8 May 2000
Farmland prices expected to fall
By FWi staff
THE price of land is expected to fall as more farmers take stock of the farming crisis and decide to sell up, a leading chartered surveyor has warned.
At around 6200/ha (2500/acre), the average farmland price in England and Wales has so far held its own, according to figures from Strutt and Parker.
But the figure masks a widening range of prices across the country and prices are expected to fall, according to Ian Hepburn of the companys Salisbury office.
“We suspect that a potential increase in supply for the current selling season may soon begin to depress prices,” he said.
The overall average farmland price dipped slightly in the first quarter of this year, according to the May edition of Strutt and Parkers Farmland Update.
The publication forecasts that the availability of farmland will continue to rise over the coming months, partly reflecting the longer time it takes to sell land.

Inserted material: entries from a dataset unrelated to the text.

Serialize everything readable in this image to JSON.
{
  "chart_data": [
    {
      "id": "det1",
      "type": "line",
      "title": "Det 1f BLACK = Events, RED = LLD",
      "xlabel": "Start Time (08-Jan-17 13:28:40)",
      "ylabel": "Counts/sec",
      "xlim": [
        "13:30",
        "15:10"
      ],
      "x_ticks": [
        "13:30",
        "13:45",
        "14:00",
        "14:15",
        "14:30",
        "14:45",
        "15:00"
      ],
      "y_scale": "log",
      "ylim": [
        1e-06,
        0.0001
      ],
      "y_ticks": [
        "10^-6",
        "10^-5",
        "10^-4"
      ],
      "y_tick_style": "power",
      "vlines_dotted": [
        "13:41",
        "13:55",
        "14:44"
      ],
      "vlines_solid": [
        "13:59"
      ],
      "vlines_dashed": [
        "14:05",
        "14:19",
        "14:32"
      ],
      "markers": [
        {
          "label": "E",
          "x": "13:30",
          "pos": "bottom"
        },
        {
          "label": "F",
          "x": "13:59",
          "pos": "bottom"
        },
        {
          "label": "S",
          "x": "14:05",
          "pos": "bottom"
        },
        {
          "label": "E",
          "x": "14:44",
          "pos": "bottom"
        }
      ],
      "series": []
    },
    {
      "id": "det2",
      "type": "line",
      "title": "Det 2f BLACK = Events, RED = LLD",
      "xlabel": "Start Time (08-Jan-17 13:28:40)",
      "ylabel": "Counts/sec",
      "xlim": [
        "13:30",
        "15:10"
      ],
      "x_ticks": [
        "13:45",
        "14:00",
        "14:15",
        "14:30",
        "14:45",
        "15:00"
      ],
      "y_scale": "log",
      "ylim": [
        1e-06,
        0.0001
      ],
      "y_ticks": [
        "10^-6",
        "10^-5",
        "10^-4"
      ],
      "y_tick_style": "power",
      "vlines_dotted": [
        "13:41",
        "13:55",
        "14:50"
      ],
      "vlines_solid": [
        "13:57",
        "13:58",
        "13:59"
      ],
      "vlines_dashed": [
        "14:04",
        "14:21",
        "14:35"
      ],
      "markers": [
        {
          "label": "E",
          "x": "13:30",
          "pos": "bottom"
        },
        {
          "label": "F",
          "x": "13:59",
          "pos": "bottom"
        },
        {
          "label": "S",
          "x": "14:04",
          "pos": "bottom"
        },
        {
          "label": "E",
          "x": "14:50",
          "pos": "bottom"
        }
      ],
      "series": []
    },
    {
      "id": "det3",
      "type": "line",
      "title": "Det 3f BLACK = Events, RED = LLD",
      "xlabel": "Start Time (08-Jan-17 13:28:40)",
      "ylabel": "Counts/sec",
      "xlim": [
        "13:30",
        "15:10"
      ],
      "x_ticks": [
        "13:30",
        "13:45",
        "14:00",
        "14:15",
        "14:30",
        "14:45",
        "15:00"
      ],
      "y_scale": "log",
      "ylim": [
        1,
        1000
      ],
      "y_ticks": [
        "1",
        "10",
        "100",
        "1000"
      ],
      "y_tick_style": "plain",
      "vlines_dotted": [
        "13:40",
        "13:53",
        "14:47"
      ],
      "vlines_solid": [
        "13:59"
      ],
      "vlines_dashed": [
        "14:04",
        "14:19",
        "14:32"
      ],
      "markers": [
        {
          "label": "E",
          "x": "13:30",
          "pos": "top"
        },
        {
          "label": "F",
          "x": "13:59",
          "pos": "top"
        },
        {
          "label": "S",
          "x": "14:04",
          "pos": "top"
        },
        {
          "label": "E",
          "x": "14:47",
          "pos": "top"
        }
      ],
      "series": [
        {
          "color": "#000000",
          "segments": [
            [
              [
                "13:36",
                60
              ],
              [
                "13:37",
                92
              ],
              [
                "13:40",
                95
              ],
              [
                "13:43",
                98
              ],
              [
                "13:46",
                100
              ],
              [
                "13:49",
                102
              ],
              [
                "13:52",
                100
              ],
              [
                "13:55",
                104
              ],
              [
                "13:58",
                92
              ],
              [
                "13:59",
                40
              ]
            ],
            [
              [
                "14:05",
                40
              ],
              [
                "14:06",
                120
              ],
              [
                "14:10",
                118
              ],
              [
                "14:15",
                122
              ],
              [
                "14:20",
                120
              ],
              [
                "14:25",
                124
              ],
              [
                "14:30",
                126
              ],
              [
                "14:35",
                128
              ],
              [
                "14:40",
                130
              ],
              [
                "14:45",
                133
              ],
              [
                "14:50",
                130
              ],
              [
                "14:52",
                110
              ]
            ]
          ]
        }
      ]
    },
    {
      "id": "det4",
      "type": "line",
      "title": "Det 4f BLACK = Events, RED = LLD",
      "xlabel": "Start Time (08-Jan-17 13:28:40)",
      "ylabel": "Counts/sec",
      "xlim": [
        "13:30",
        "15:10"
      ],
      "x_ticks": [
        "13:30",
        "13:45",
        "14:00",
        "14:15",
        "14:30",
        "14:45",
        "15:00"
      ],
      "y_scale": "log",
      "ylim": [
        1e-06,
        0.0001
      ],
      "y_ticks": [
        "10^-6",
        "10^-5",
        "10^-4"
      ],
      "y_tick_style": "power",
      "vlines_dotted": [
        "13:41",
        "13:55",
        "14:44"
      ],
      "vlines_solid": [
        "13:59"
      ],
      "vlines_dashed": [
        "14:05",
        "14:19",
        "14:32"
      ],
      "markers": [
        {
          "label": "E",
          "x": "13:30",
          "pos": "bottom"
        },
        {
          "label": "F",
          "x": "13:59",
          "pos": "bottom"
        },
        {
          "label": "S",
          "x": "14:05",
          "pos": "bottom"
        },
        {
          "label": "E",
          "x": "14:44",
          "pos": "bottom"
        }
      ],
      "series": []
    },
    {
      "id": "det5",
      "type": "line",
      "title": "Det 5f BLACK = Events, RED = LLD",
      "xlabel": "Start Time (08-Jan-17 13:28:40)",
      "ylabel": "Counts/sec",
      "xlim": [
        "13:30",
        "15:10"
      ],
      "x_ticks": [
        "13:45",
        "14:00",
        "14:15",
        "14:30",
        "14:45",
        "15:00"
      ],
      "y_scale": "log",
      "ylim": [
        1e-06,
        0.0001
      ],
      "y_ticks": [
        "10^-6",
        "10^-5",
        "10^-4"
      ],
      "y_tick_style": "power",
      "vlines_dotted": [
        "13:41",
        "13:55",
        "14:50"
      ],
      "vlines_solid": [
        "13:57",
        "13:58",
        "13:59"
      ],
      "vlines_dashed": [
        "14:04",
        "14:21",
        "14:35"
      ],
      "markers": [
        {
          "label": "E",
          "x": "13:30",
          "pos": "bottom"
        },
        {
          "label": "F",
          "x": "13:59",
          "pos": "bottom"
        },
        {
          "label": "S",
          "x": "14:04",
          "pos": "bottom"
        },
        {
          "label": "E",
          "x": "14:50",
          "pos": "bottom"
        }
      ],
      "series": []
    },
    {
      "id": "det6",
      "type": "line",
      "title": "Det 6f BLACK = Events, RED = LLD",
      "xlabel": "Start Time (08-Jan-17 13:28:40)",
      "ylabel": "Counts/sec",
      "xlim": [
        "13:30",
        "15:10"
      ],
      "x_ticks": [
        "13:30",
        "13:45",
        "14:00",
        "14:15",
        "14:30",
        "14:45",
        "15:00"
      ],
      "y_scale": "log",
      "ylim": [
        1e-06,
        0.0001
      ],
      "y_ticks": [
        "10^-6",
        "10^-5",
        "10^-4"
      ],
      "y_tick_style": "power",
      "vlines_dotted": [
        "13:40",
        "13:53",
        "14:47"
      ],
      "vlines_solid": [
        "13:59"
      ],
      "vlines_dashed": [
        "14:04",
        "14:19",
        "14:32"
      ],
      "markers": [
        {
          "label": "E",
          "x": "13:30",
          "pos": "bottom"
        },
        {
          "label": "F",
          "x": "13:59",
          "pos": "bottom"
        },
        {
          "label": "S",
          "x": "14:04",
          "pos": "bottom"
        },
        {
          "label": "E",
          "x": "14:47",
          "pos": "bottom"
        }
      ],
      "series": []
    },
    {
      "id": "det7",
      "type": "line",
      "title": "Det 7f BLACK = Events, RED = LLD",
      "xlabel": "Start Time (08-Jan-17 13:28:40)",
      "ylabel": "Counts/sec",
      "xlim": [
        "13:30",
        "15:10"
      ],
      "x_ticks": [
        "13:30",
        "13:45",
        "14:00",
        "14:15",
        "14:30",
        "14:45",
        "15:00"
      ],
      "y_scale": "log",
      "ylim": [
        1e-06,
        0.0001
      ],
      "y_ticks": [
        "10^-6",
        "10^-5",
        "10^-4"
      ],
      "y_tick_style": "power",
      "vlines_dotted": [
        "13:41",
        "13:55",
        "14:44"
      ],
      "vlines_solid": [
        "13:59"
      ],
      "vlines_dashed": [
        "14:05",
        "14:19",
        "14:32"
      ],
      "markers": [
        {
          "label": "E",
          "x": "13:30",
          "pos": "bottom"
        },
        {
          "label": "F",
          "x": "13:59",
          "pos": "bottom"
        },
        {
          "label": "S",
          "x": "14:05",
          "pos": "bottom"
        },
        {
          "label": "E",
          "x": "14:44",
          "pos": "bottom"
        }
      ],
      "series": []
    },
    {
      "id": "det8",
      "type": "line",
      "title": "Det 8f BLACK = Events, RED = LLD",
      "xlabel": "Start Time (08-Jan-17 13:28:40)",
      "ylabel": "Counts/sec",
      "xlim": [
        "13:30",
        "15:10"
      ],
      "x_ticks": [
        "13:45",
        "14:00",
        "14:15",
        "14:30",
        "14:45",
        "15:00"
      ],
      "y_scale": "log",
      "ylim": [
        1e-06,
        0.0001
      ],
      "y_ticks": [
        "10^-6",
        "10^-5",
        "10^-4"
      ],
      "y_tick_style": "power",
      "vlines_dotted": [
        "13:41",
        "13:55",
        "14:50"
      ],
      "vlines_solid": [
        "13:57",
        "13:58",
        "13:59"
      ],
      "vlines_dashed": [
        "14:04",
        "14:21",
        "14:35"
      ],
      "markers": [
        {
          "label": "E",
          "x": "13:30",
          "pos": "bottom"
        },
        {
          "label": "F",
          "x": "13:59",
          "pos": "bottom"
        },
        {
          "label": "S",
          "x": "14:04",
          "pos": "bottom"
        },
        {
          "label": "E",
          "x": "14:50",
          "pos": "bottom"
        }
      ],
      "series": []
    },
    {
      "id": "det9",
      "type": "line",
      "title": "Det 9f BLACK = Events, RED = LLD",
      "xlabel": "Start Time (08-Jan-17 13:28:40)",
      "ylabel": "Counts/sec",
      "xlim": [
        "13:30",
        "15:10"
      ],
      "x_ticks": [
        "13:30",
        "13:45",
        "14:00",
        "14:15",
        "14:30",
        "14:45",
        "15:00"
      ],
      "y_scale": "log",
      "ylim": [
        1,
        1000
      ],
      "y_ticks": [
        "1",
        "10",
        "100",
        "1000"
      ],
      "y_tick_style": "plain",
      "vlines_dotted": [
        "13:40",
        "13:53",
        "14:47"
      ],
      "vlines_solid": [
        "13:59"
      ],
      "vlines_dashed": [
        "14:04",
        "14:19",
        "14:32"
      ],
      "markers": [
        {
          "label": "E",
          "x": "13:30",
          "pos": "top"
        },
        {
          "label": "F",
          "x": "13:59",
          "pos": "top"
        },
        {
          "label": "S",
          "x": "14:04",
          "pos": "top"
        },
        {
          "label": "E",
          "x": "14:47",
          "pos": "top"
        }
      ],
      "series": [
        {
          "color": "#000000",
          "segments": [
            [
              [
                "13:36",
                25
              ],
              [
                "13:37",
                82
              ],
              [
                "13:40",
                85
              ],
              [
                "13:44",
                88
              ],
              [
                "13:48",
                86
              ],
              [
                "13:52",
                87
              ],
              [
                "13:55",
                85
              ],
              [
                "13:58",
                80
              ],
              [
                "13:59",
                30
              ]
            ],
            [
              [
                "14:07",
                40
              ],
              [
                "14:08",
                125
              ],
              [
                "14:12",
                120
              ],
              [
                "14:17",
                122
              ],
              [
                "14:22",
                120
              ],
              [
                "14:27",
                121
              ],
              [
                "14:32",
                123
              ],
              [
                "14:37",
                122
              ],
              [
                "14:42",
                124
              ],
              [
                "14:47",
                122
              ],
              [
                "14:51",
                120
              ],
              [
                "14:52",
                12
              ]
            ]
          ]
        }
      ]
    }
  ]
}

In particular, many more smaller blocks of land are coming on to the market as farms are rationalised to ease the effect of falling farm incomes, said Mr Hepburn.
“My view is that there could be a further depression in land prices this year.”
However, the value of residential farms shows every sign of continuing to perform well, especially in southern England.
The overall value of land has remained fairly static since the farming crisis began to bite in 1997. But the residential element has increased by 15-20%.